Inquietos por no poder alcanzar
las cumbres de los seis dientes de los Morrones de Ladruñán nos quedamos todo
el día tras los cristales viendo como diluviaba en el tercer fin de semana de
octubre. Era necesario que lloviese después de tantos meses de fuerte sequía,
estábamos contentos por ello, pero también ansiosos por escalar. La sensación
es extraña y genera sentimientos contrapuestos. Imagino que del mismo modo se
sentirían los gladiadores romanos aguardando en la galería subterránea del
anfiteatro para salir a luchar. Nervios por terminar lo que ya no tiene vuelta
atrás por decisión propia a sabiendas de que te juegas la vida en el intento,
evocando en la mente como puede ser la gloria de la victoria o por el contrario
tu final, transmitiendo en la agonía las últimas voluntades a tu compañero -“Por
favor no dejes que esto acabe tras mi deceso, lucha por alcanzar nuestro sueño
de vencer siempre. Cuéntales a todos que fuimos muy felices intentándolo y que
nos sentimos grandes ganando esplendor y gloria en cada victoria”.

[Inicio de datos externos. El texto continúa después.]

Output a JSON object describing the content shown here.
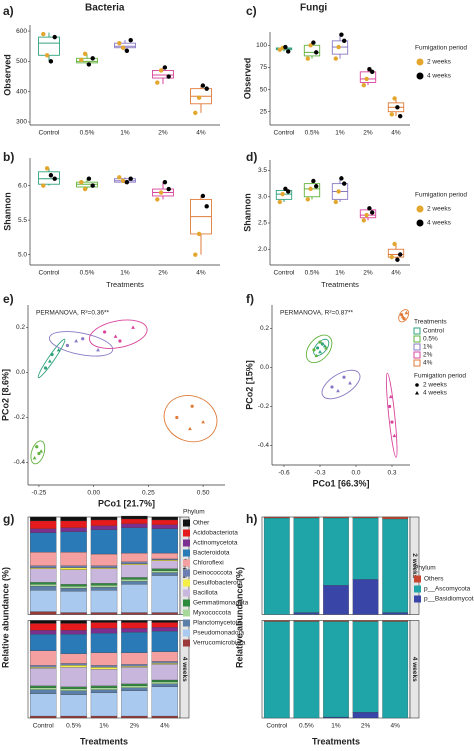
{
  "chart_data": [
    {
      "type": "box",
      "panel": "a)",
      "title": "Bacteria",
      "ylabel": "Observed",
      "categories": [
        "Control",
        "0.5%",
        "1%",
        "2%",
        "4%"
      ],
      "colors": [
        "#2fa37d",
        "#62b33d",
        "#8a78c4",
        "#d9449c",
        "#e07b39"
      ],
      "ylim": [
        290,
        620
      ],
      "yticks": [
        300,
        400,
        500,
        600
      ],
      "boxes": [
        {
          "min": 500,
          "q1": 520,
          "median": 560,
          "q3": 580,
          "max": 595
        },
        {
          "min": 490,
          "q1": 495,
          "median": 500,
          "q3": 510,
          "max": 525
        },
        {
          "min": 535,
          "q1": 545,
          "median": 550,
          "q3": 560,
          "max": 570
        },
        {
          "min": 425,
          "q1": 445,
          "median": 455,
          "q3": 470,
          "max": 480
        },
        {
          "min": 330,
          "q1": 360,
          "median": 385,
          "q3": 410,
          "max": 420
        }
      ],
      "series": [
        {
          "color": "#e3a72f",
          "values": [
            [
              590,
              520
            ],
            [
              505,
              525
            ],
            [
              560,
              545
            ],
            [
              430,
              470
            ],
            [
              330,
              380
            ]
          ]
        },
        {
          "color": "#000000",
          "values": [
            [
              500,
              580
            ],
            [
              490,
              510
            ],
            [
              535,
              570
            ],
            [
              480,
              450
            ],
            [
              420,
              410
            ]
          ]
        }
      ]
    },
    {
      "type": "box",
      "panel": "b)",
      "ylabel": "Shannon",
      "xlabel": "Treatments",
      "categories": [
        "Control",
        "0.5%",
        "1%",
        "2%",
        "4%"
      ],
      "colors": [
        "#2fa37d",
        "#62b33d",
        "#8a78c4",
        "#d9449c",
        "#e07b39"
      ],
      "ylim": [
        4.85,
        6.4
      ],
      "yticks": [
        {
          "value": 5,
          "label": "5.0"
        },
        5.5,
        {
          "value": 6,
          "label": "6.0"
        }
      ],
      "boxes": [
        {
          "min": 6.0,
          "q1": 6.02,
          "median": 6.1,
          "q3": 6.2,
          "max": 6.25
        },
        {
          "min": 5.95,
          "q1": 5.98,
          "median": 6.02,
          "q3": 6.05,
          "max": 6.1
        },
        {
          "min": 6.03,
          "q1": 6.05,
          "median": 6.07,
          "q3": 6.1,
          "max": 6.12
        },
        {
          "min": 5.8,
          "q1": 5.85,
          "median": 5.9,
          "q3": 5.95,
          "max": 6.05
        },
        {
          "min": 5.0,
          "q1": 5.3,
          "median": 5.55,
          "q3": 5.8,
          "max": 5.85
        }
      ],
      "series": [
        {
          "color": "#e3a72f",
          "values": [
            [
              6.0,
              6.25
            ],
            [
              6.05,
              5.95
            ],
            [
              6.12,
              6.07
            ],
            [
              5.8,
              5.9
            ],
            [
              5.0,
              5.3
            ]
          ]
        },
        {
          "color": "#000000",
          "values": [
            [
              6.15,
              6.1
            ],
            [
              6.1,
              6.0
            ],
            [
              6.05,
              6.1
            ],
            [
              6.05,
              5.95
            ],
            [
              5.85,
              5.7
            ]
          ]
        }
      ]
    },
    {
      "type": "box",
      "panel": "c)",
      "title": "Fungi",
      "ylabel": "Observed",
      "categories": [
        "Control",
        "0.5%",
        "1%",
        "2%",
        "4%"
      ],
      "colors": [
        "#2fa37d",
        "#62b33d",
        "#8a78c4",
        "#d9449c",
        "#e07b39"
      ],
      "ylim": [
        10,
        115
      ],
      "yticks": [
        25,
        50,
        75,
        100
      ],
      "boxes": [
        {
          "min": 93,
          "q1": 95,
          "median": 96,
          "q3": 97,
          "max": 98
        },
        {
          "min": 85,
          "q1": 88,
          "median": 92,
          "q3": 100,
          "max": 103
        },
        {
          "min": 85,
          "q1": 90,
          "median": 98,
          "q3": 105,
          "max": 112
        },
        {
          "min": 55,
          "q1": 58,
          "median": 62,
          "q3": 70,
          "max": 73
        },
        {
          "min": 20,
          "q1": 25,
          "median": 30,
          "q3": 35,
          "max": 40
        }
      ],
      "legend_title": "Fumigation period",
      "series": [
        {
          "name": "2 weeks",
          "color": "#e3a72f",
          "values": [
            [
              95,
              97
            ],
            [
              85,
              100
            ],
            [
              85,
              98
            ],
            [
              55,
              62
            ],
            [
              22,
              40
            ]
          ]
        },
        {
          "name": "4 weeks",
          "color": "#000000",
          "values": [
            [
              98,
              93
            ],
            [
              103,
              92
            ],
            [
              112,
              105
            ],
            [
              73,
              70
            ],
            [
              30,
              20
            ]
          ]
        }
      ]
    },
    {
      "type": "box",
      "panel": "d)",
      "ylabel": "Shannon",
      "xlabel": "Treatments",
      "categories": [
        "Control",
        "0.5%",
        "1%",
        "2%",
        "4%"
      ],
      "colors": [
        "#2fa37d",
        "#62b33d",
        "#8a78c4",
        "#d9449c",
        "#e07b39"
      ],
      "ylim": [
        1.7,
        3.7
      ],
      "yticks": [
        {
          "value": 2,
          "label": "2.0"
        },
        2.5,
        {
          "value": 3,
          "label": "3.0"
        },
        3.5
      ],
      "boxes": [
        {
          "min": 2.9,
          "q1": 2.95,
          "median": 3.05,
          "q3": 3.12,
          "max": 3.15
        },
        {
          "min": 2.95,
          "q1": 3.0,
          "median": 3.15,
          "q3": 3.25,
          "max": 3.3
        },
        {
          "min": 2.9,
          "q1": 2.95,
          "median": 3.1,
          "q3": 3.25,
          "max": 3.35
        },
        {
          "min": 2.55,
          "q1": 2.6,
          "median": 2.65,
          "q3": 2.75,
          "max": 2.78
        },
        {
          "min": 1.8,
          "q1": 1.85,
          "median": 1.9,
          "q3": 2.0,
          "max": 2.1
        }
      ],
      "legend_title": "Fumigation period",
      "series": [
        {
          "name": "2 weeks",
          "color": "#e3a72f",
          "values": [
            [
              2.9,
              3.05
            ],
            [
              2.95,
              3.15
            ],
            [
              2.9,
              3.1
            ],
            [
              2.55,
              2.65
            ],
            [
              1.85,
              2.1
            ]
          ]
        },
        {
          "name": "4 weeks",
          "color": "#000000",
          "values": [
            [
              3.15,
              3.1
            ],
            [
              3.3,
              3.2
            ],
            [
              3.35,
              3.25
            ],
            [
              2.78,
              2.7
            ],
            [
              1.8,
              1.9
            ]
          ]
        }
      ]
    },
    {
      "type": "scatter",
      "panel": "e)",
      "annotation": "PERMANOVA, R²=0.36**",
      "xlabel": "PCo1 [21.7%]",
      "ylabel": "PCo2 [8.6%]",
      "xlim": [
        -0.3,
        0.6
      ],
      "xticks": [
        -0.25,
        {
          "value": 0,
          "label": "0.00"
        },
        0.25,
        {
          "value": 0.5,
          "label": "0.50"
        }
      ],
      "ylim": [
        -0.5,
        0.3
      ],
      "yticks": [
        -0.4,
        -0.2,
        {
          "value": 0,
          "label": "0.0"
        },
        0.2
      ],
      "series": [
        {
          "color": "#2fa37d",
          "x": [
            -0.22,
            -0.19
          ],
          "y": [
            0.02,
            0.08
          ],
          "tri_x": [
            -0.16,
            -0.2
          ],
          "tri_y": [
            0.1,
            0.05
          ]
        },
        {
          "color": "#62b33d",
          "x": [
            -0.26,
            -0.25
          ],
          "y": [
            -0.33,
            -0.36
          ],
          "tri_x": [
            -0.27,
            -0.24
          ],
          "tri_y": [
            -0.38,
            -0.35
          ]
        },
        {
          "color": "#8a78c4",
          "x": [
            -0.12,
            -0.05
          ],
          "y": [
            0.12,
            0.15
          ],
          "tri_x": [
            0.02,
            -0.08
          ],
          "tri_y": [
            0.1,
            0.14
          ]
        },
        {
          "color": "#d9449c",
          "x": [
            0.05,
            0.12
          ],
          "y": [
            0.18,
            0.14
          ],
          "tri_x": [
            0.18,
            0.1
          ],
          "tri_y": [
            0.2,
            0.16
          ]
        },
        {
          "color": "#e07b39",
          "x": [
            0.38,
            0.45
          ],
          "y": [
            -0.2,
            -0.15
          ],
          "tri_x": [
            0.5,
            0.44
          ],
          "tri_y": [
            -0.22,
            -0.25
          ]
        }
      ]
    },
    {
      "type": "scatter",
      "panel": "f)",
      "annotation": "PERMANOVA, R²=0.87**",
      "xlabel": "PCo1 [66.3%]",
      "ylabel": "PCo2 [15%]",
      "xlim": [
        -0.7,
        0.45
      ],
      "xticks": [
        -0.6,
        -0.3,
        {
          "value": 0,
          "label": "0.0"
        },
        0.3
      ],
      "ylim": [
        -0.5,
        0.32
      ],
      "yticks": [
        -0.4,
        -0.2,
        {
          "value": 0,
          "label": "0.0"
        },
        0.2
      ],
      "legend_title": "Treatments",
      "shape_legend_title": "Fumigation period",
      "shape_legend": [
        "2 weeks",
        "4 weeks"
      ],
      "series": [
        {
          "name": "Control",
          "color": "#2fa37d",
          "x": [
            -0.32,
            -0.28
          ],
          "y": [
            0.1,
            0.12
          ],
          "tri_x": [
            -0.3,
            -0.26
          ],
          "tri_y": [
            0.08,
            0.11
          ]
        },
        {
          "name": "0.5%",
          "color": "#62b33d",
          "x": [
            -0.35,
            -0.3
          ],
          "y": [
            0.09,
            0.13
          ],
          "tri_x": [
            -0.25,
            -0.33
          ],
          "tri_y": [
            0.1,
            0.06
          ]
        },
        {
          "name": "1%",
          "color": "#8a78c4",
          "x": [
            -0.2,
            -0.1
          ],
          "y": [
            -0.1,
            -0.05
          ],
          "tri_x": [
            -0.05,
            -0.15
          ],
          "tri_y": [
            -0.08,
            -0.12
          ]
        },
        {
          "name": "2%",
          "color": "#d9449c",
          "x": [
            0.28,
            0.3
          ],
          "y": [
            -0.2,
            -0.28
          ],
          "tri_x": [
            0.32,
            0.29
          ],
          "tri_y": [
            -0.35,
            -0.15
          ]
        },
        {
          "name": "4%",
          "color": "#e07b39",
          "x": [
            0.38,
            0.4
          ],
          "y": [
            0.27,
            0.25
          ],
          "tri_x": [
            0.42,
            0.39
          ],
          "tri_y": [
            0.28,
            0.26
          ]
        }
      ]
    },
    {
      "type": "stacked",
      "panel": "g)",
      "ylabel": "Relative abundance (%)",
      "xlabel": "Treatments",
      "categories": [
        "Control",
        "0.5%",
        "1%",
        "2%",
        "4%"
      ],
      "ylim": [
        0,
        1
      ],
      "legend_title": "Phylum",
      "series": [
        {
          "name": "Other",
          "color": "#111111"
        },
        {
          "name": "Acidobacteriota",
          "color": "#e41a1c"
        },
        {
          "name": "Actinomycetota",
          "color": "#7b2f8e"
        },
        {
          "name": "Bacteroidota",
          "color": "#2a7ab8"
        },
        {
          "name": "Chloroflexi",
          "color": "#f4a0a0"
        },
        {
          "name": "Deinococcota",
          "color": "#6b7fb0"
        },
        {
          "name": "Desulfobacterota",
          "color": "#f5ee45"
        },
        {
          "name": "Bacillota",
          "color": "#c9b6dc"
        },
        {
          "name": "Gemmatimonadota",
          "color": "#2e8b3e"
        },
        {
          "name": "Myxococcota",
          "color": "#a6d89a"
        },
        {
          "name": "Planctomycetota",
          "color": "#5b7fa8"
        },
        {
          "name": "Pseudomonadota",
          "color": "#a9c9ee"
        },
        {
          "name": "Verrucomicrobiota",
          "color": "#9b3a3a"
        }
      ],
      "facets": [
        {
          "strip": "2 weeks",
          "values": [
            [
              0.04,
              0.04,
              0.03,
              0.03,
              0.03
            ],
            [
              0.08,
              0.07,
              0.06,
              0.05,
              0.05
            ],
            [
              0.04,
              0.04,
              0.04,
              0.04,
              0.04
            ],
            [
              0.2,
              0.21,
              0.25,
              0.26,
              0.25
            ],
            [
              0.14,
              0.14,
              0.12,
              0.09,
              0.06
            ],
            [
              0.02,
              0.02,
              0.02,
              0.02,
              0.01
            ],
            [
              0.01,
              0.02,
              0.01,
              0.01,
              0.01
            ],
            [
              0.14,
              0.15,
              0.15,
              0.13,
              0.08
            ],
            [
              0.02,
              0.02,
              0.02,
              0.02,
              0.02
            ],
            [
              0.02,
              0.02,
              0.02,
              0.02,
              0.02
            ],
            [
              0.04,
              0.03,
              0.03,
              0.03,
              0.03
            ],
            [
              0.22,
              0.22,
              0.23,
              0.29,
              0.38
            ],
            [
              0.03,
              0.02,
              0.02,
              0.02,
              0.02
            ]
          ]
        },
        {
          "strip": "4 weeks",
          "values": [
            [
              0.03,
              0.03,
              0.02,
              0.02,
              0.02
            ],
            [
              0.07,
              0.07,
              0.06,
              0.06,
              0.05
            ],
            [
              0.04,
              0.04,
              0.05,
              0.04,
              0.04
            ],
            [
              0.17,
              0.2,
              0.2,
              0.21,
              0.21
            ],
            [
              0.15,
              0.1,
              0.13,
              0.12,
              0.1
            ],
            [
              0.02,
              0.02,
              0.02,
              0.02,
              0.02
            ],
            [
              0.01,
              0.02,
              0.02,
              0.01,
              0.01
            ],
            [
              0.18,
              0.2,
              0.17,
              0.17,
              0.16
            ],
            [
              0.02,
              0.02,
              0.02,
              0.02,
              0.02
            ],
            [
              0.02,
              0.02,
              0.02,
              0.02,
              0.02
            ],
            [
              0.04,
              0.04,
              0.03,
              0.03,
              0.03
            ],
            [
              0.23,
              0.22,
              0.24,
              0.26,
              0.3
            ],
            [
              0.02,
              0.02,
              0.02,
              0.02,
              0.02
            ]
          ]
        }
      ]
    },
    {
      "type": "stacked",
      "panel": "h)",
      "ylabel": "Relative abundance (%)",
      "xlabel": "Treatments",
      "categories": [
        "Control",
        "0.5%",
        "1%",
        "2%",
        "4%"
      ],
      "ylim": [
        0,
        1
      ],
      "legend_title": "Phylum",
      "series": [
        {
          "name": "Others",
          "color": "#c8452f"
        },
        {
          "name": "p__Ascomycota",
          "color": "#1fa5a8"
        },
        {
          "name": "p__Basidiomycota",
          "color": "#3a45a8"
        }
      ],
      "facets": [
        {
          "strip": "2 weeks",
          "values": [
            [
              0.01,
              0.01,
              0.01,
              0.01,
              0.02
            ],
            [
              0.99,
              0.97,
              0.69,
              0.63,
              0.96
            ],
            [
              0.0,
              0.02,
              0.3,
              0.36,
              0.02
            ]
          ]
        },
        {
          "strip": "4 weeks",
          "values": [
            [
              0.01,
              0.01,
              0.01,
              0.01,
              0.01
            ],
            [
              0.99,
              0.99,
              0.98,
              0.93,
              0.99
            ],
            [
              0.0,
              0.0,
              0.01,
              0.06,
              0.0
            ]
          ]
        }
      ]
    }
  ]
}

Los Morrones de Ladruñán son unos
Mallos-testigo del conglomerado terciario que han quedado erguidos como
menhires, tras la denudación de los materiales que los mantenían enterrados
desde hace unos 25 millones de años. La erosión ha exhumado sus imponentes
esqueletos e impresionan a todo aquel que mantiene su mirada hacia ellos cuando
se aparecen tras la curva descendente al salir de la rambla en el camino del
Mas de Pardo. Nosotros hemos aceptado el desafío de sus miradas, escalarlos.